January’s crash only happens if you over-inflate Christmas, and this year I think I’ve found a way to not do that - I moved from London to Lisbon. Here, Christmas is already rolling out differently, I didn’t see a Christmas decoration until late November, the shops aren’t full of festive versions of ordinary food and consumption just doesn’t feel as aggressive. When I went back to London for a few days in mid-November and was confronted by so-much-stuff and so-many-opportunities to buy things, it honestly looked insane. Perhaps because I’m not being advertised to in my own language, in Lisbon I don’t feel the pressure to fill my flat with Christmassy crap, or pile wrapped plastic under the tree (it helps that there’s no Westfield or Amazon Prime).
Also, being in a new place has given us the space to create new routines, new habits and new traditions. We’re at Christmas ground zero and it’s liberating. With no Christmas TV to anchor our day and no ‘local’ to sink a pint in on Christmas eve, we’re having to think through everything. I once read that if you do something twice you can call it a tradition and I might start one this year by surfing on Christmas day. They’ll still be drinking, they’ll be lots of eating, but I don’t think I’m going to enter January quite as hungover from the holidays as previous years. I will miss Terry and his chocolate orange though, London, I’ll give you that.
image Courtesy of MATILDA ROSENBLATT
Growing up, I had this idea of the ‘perfect’ family. I really believed that life would always be pretty simple, I would get married and have babies. I kind of believed that I would carry on life as I had as a child, forever. There weren’t that many divorced parents in my group of friends - but if there were, I would think “that child must never be happy.” I was so naive. Then I fell pregnant at 21 and became a single mother soon after my son, Rudy, was born.
I remember I was really scared of the word ‘single parent’ - especially around Christmas, when there’s this projected stereotypical idea of a ‘normal’ family. What it did do is open my eyes to the fact life isn’t always what you think it’s going to be, but rather life always happens the way that it should happen. I met my husband, Ollie, two and a half years ago through one of my first ever boyfriends, who is now my best friend. Falling in love with someone with a child means it was me and Rudy he had to fall in love with, there was no ‘one or the other’. It’s a huge thing, a new man coming into the house and bringing you up, but we all chose each other.
Christmases have always been the biggest deal to me; I love the magic of it all.

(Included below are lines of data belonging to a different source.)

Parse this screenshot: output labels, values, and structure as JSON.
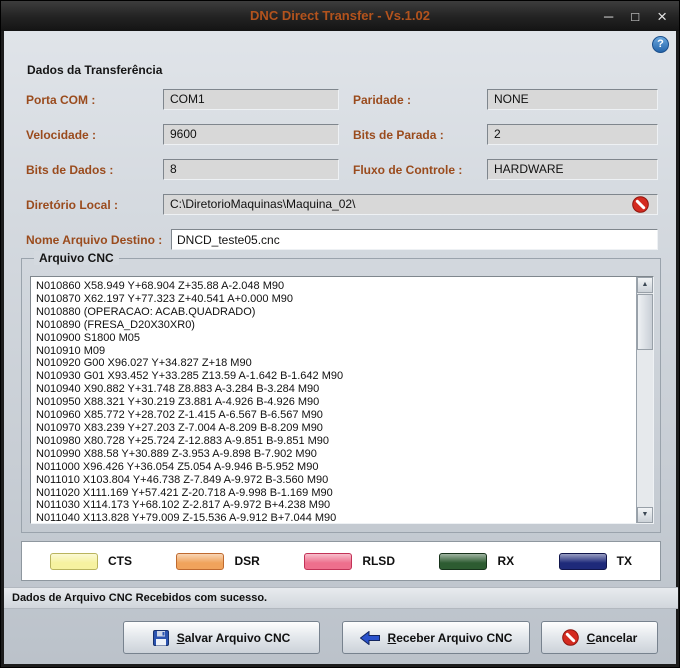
{
  "window": {
    "title": "DNC Direct Transfer - Vs.1.02",
    "minimize": "─",
    "maximize": "□",
    "close": "×",
    "help": "?"
  },
  "section_title": "Dados da Transferência",
  "fields": {
    "porta_com": {
      "label": "Porta COM :",
      "value": "COM1"
    },
    "paridade": {
      "label": "Paridade :",
      "value": "NONE"
    },
    "velocidade": {
      "label": "Velocidade :",
      "value": "9600"
    },
    "bits_parada": {
      "label": "Bits de Parada :",
      "value": "2"
    },
    "bits_dados": {
      "label": "Bits de Dados :",
      "value": "8"
    },
    "fluxo_controle": {
      "label": "Fluxo de Controle :",
      "value": "HARDWARE"
    },
    "diretorio_local": {
      "label": "Diretório Local :",
      "value": "C:\\DiretorioMaquinas\\Maquina_02\\"
    },
    "nome_arquivo_destino": {
      "label": "Nome Arquivo Destino :",
      "value": "DNCD_teste05.cnc"
    }
  },
  "cnc": {
    "group_title": "Arquivo CNC",
    "lines": [
      "N010860 X58.949 Y+68.904 Z+35.88 A-2.048 M90",
      "N010870 X62.197 Y+77.323 Z+40.541 A+0.000 M90",
      "N010880 (OPERACAO: ACAB.QUADRADO)",
      "N010890 (FRESA_D20X30XR0)",
      "N010900 S1800 M05",
      "N010910 M09",
      "N010920 G00 X96.027 Y+34.827 Z+18 M90",
      "N010930 G01 X93.452 Y+33.285 Z13.59 A-1.642 B-1.642 M90",
      "N010940 X90.882 Y+31.748 Z8.883 A-3.284 B-3.284 M90",
      "N010950 X88.321 Y+30.219 Z3.881 A-4.926 B-4.926 M90",
      "N010960 X85.772 Y+28.702 Z-1.415 A-6.567 B-6.567 M90",
      "N010970 X83.239 Y+27.203 Z-7.004 A-8.209 B-8.209 M90",
      "N010980 X80.728 Y+25.724 Z-12.883 A-9.851 B-9.851 M90",
      "N010990 X88.58 Y+30.889 Z-3.953 A-9.898 B-7.902 M90",
      "N011000 X96.426 Y+36.054 Z5.054 A-9.946 B-5.952 M90",
      "N011010 X103.804 Y+46.738 Z-7.849 A-9.972 B-3.560 M90",
      "N011020 X111.169 Y+57.421 Z-20.718 A-9.998 B-1.169 M90",
      "N011030 X114.173 Y+68.102 Z-2.817 A-9.972 B+4.238 M90",
      "N011040 X113.828 Y+79.009 Z-15.536 A-9.912 B+7.044 M90"
    ]
  },
  "icons": {
    "scroll_up": "▲",
    "scroll_down": "▼"
  },
  "legend": {
    "items": [
      {
        "label": "CTS",
        "color": "#f6f2a0",
        "border": "#b9b45e"
      },
      {
        "label": "DSR",
        "color": "#f0a35c",
        "border": "#bf6a2f"
      },
      {
        "label": "RLSD",
        "color": "#ee6f8d",
        "border": "#c23257"
      },
      {
        "label": "RX",
        "color": "#2d5c31",
        "border": "#16321a"
      },
      {
        "label": "TX",
        "color": "#1e2a7a",
        "border": "#10154b"
      }
    ]
  },
  "status": "Dados de Arquivo CNC Recebidos com sucesso.",
  "buttons": {
    "salvar": {
      "accel": "S",
      "rest": "alvar Arquivo CNC"
    },
    "receber": {
      "accel": "R",
      "rest": "eceber Arquivo CNC"
    },
    "cancelar": {
      "accel": "C",
      "rest": "ancelar"
    }
  }
}
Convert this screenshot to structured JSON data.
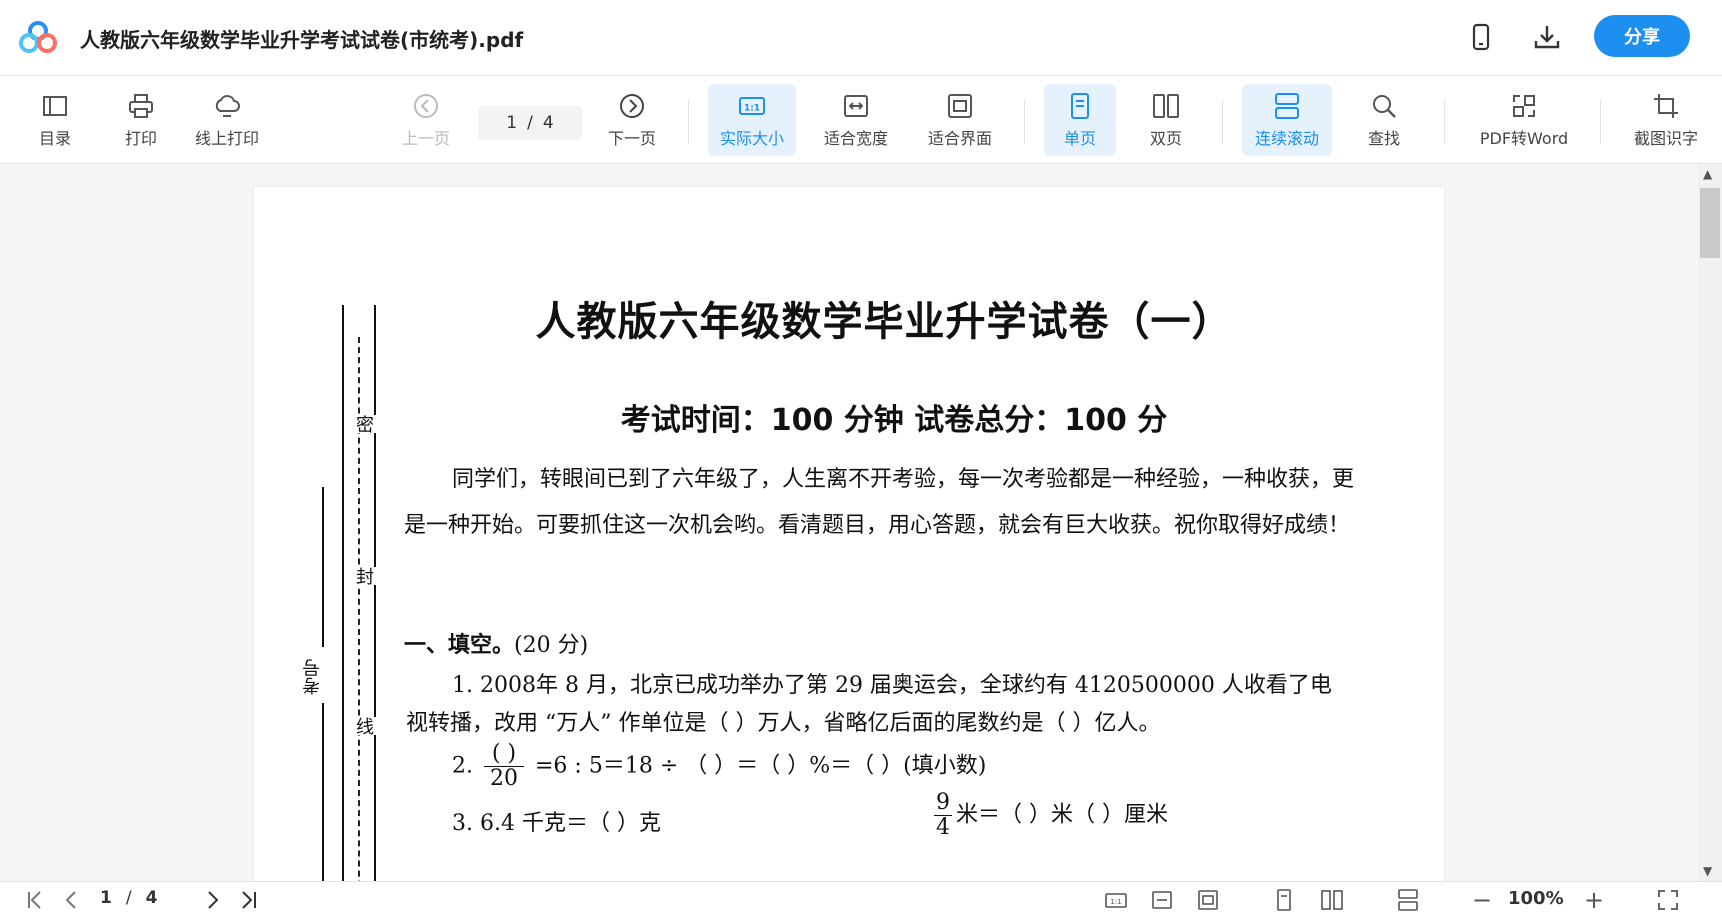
{
  "titlebar": {
    "document_title": "人教版六年级数学毕业升学考试试卷(市统考).pdf",
    "share_label": "分享",
    "icons": [
      "app-logo-icon",
      "phone-icon",
      "download-icon"
    ]
  },
  "toolbar": {
    "toc": "目录",
    "print": "打印",
    "online_print": "线上打印",
    "prev_page": "上一页",
    "current_page": "1",
    "page_sep": "/",
    "total_pages": "4",
    "next_page": "下一页",
    "actual_size": "实际大小",
    "fit_width": "适合宽度",
    "fit_page": "适合界面",
    "single_page": "单页",
    "double_page": "双页",
    "continuous_scroll": "连续滚动",
    "find": "查找",
    "pdf_to_word": "PDF转Word",
    "screenshot_ocr": "截图识字",
    "actual_size_icon_text": "1:1"
  },
  "document": {
    "title": "人教版六年级数学毕业升学试卷（一）",
    "subtitle": "考试时间：100 分钟     试卷总分：100 分",
    "intro": "同学们，转眼间已到了六年级了，人生离不开考验，每一次考验都是一种经验，一种收获，更是一种开始。可要抓住这一次机会哟。看清题目，用心答题，就会有巨大收获。祝你取得好成绩！",
    "section1_head": "一、填空。",
    "section1_points": "(20 分)",
    "q1_line1": "1. 2008年 8 月，北京已成功举办了第 29 届奥运会，全球约有 4120500000 人收看了电",
    "q1_line2": "视转播，改用 “万人” 作单位是（          ）万人，省略亿后面的尾数约是（      ）亿人。",
    "q2_prefix": "2.",
    "q2_frac_num": "(       )",
    "q2_frac_den": "20",
    "q2_rest": "=6 : 5＝18 ÷ （      ）＝（      ）%＝（      ）(填小数)",
    "q3_left": "3. 6.4 千克＝（      ）克",
    "q3_frac_num": "9",
    "q3_frac_den": "4",
    "q3_right": "米＝（      ）米（      ）厘米",
    "margin_chars": [
      "密",
      "封",
      "线"
    ],
    "margin_label": "考号"
  },
  "statusbar": {
    "current_page": "1",
    "page_sep": "/",
    "total_pages": "4",
    "zoom": "100%",
    "zoom_minus": "−",
    "zoom_plus": "+"
  },
  "colors": {
    "accent": "#1d8ff0",
    "active_bg": "#e5f2fe"
  }
}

One of my fears as a child was “what if the man I marry doesn’t love Christmas?” Then I fell in love with a Jewish man. I don’t think he knew what hit him. Although he’d never admit it, Ollie secretly loves Christmas.
I’m so excited about this Christmas. It feels like it’s going to be an incredibly special one, the first time we’re a family, officially under law. We’re now bringing Rudy up with Hanukkah and Christmas, which makes December even more exciting. It’s the start of new traditions, the three of us together.